1. View the situation in a wide perspective.
2. Identify trend in higher time frames – most false breaks are against trend
3. Analyze price levels with price canals, trend lines

Why there are false break after all? The old trader’s saying can give us a hint: "Bulls make money, bears make money, but pigs just get slaughtered!". What does it have to do with false breaks? Pigs are considered amateur traders which usually trade advised by their emotions. Emotional trading is one of the best ways of loosing Money. Without knowledge one can be trapped looping streak that eventually will lead him to looping all money based on intuition
False breaks are good opportunities to open positions against or with the medium term trend but always with the long term trend

Types of false break:

1. Bull and Bear trap

Bull or Bear trap are formations made with 1 to 4 candles which are drawn near the key price level. Trap show after strong moment in one direction when most traders think that momentum has more fuel to drive further. Many traders open positions In that direction after first break of this import ant price level hoping that movement will be continued. After that price starts moving In opposite direction trapping those traders on the wrong side of the market. The main cause that bears or bulls are opening wrong positions at the wrong time is emotional trading. If a trader sees that price is moving very strongly in one direction He starts feeling that movement is so strong that it can breach key level instantly.

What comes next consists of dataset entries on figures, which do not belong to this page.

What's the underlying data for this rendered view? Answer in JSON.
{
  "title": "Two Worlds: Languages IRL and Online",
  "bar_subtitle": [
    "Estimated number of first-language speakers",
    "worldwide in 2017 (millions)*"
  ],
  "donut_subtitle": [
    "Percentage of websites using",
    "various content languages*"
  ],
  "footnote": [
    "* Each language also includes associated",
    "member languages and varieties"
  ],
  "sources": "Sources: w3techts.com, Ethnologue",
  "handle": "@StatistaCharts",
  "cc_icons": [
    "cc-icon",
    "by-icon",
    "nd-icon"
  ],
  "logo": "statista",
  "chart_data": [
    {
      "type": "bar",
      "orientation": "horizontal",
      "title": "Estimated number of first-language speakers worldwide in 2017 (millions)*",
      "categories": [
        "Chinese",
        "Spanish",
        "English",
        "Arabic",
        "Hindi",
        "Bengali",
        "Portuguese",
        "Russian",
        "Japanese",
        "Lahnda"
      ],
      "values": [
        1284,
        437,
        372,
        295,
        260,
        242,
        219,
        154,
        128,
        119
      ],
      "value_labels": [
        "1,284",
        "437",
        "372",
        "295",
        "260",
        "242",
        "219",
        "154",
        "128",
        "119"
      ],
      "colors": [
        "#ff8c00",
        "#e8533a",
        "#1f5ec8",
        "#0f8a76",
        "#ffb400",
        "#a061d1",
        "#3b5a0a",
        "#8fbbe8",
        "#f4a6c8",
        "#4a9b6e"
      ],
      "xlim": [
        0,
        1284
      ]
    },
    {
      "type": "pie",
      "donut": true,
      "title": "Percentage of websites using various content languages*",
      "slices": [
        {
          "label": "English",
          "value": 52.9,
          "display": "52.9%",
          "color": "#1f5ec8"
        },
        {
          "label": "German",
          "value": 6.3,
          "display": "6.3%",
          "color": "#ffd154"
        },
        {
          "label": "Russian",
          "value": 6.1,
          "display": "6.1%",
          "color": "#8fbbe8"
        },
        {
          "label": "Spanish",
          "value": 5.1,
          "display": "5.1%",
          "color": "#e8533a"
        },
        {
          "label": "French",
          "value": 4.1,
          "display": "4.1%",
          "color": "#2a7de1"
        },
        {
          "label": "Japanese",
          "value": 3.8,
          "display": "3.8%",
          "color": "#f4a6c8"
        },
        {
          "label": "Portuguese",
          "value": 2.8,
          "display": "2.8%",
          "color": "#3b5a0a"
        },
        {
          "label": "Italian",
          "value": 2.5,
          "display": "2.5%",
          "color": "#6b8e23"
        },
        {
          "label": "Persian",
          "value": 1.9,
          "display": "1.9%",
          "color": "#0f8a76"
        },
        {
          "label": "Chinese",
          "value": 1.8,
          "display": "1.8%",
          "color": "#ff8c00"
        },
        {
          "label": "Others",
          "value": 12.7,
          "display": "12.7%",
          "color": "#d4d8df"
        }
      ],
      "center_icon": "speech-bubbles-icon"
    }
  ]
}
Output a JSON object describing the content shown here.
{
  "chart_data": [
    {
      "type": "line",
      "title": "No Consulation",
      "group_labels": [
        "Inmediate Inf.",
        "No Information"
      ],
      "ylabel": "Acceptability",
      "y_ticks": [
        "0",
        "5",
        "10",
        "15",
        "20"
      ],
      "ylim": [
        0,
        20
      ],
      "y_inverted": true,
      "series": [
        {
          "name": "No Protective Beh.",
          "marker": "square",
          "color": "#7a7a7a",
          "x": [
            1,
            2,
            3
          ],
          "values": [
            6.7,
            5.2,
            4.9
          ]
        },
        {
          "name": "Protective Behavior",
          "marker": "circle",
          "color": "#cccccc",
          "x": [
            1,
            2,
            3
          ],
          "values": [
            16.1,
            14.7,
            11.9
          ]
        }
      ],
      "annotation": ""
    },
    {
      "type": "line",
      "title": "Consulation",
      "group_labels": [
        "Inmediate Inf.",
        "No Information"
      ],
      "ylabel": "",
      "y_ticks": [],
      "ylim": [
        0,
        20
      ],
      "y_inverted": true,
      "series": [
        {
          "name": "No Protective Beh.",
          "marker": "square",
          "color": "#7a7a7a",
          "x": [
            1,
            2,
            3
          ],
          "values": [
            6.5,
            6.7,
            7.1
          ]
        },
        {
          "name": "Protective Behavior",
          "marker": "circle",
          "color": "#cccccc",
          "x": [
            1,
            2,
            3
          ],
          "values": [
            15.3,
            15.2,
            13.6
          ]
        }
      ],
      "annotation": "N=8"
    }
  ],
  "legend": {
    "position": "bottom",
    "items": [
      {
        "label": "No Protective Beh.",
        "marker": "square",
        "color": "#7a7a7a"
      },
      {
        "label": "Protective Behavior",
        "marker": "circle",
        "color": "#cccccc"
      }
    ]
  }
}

2. False consolidation/channel break

Sometimes it happens that price is breaking from consolidation range or price channel but instead of reaching new levels it goes back to previous range. The best way of avoiding such a trap is wait until daily handle will close beyond consolidation or channel. Then you can seek another signals from whatever strategy you are using.

To sum up false breaks are very often appearing formation which usually causes losses to amateur traders. Emotional trading basis on feeling that trend is so strong at the moment that traders are opening long positions on rip and short on dip. Learning basics on how false breaks appear and behave will result in becoming more aware trader which leads directly to becoming professional trader.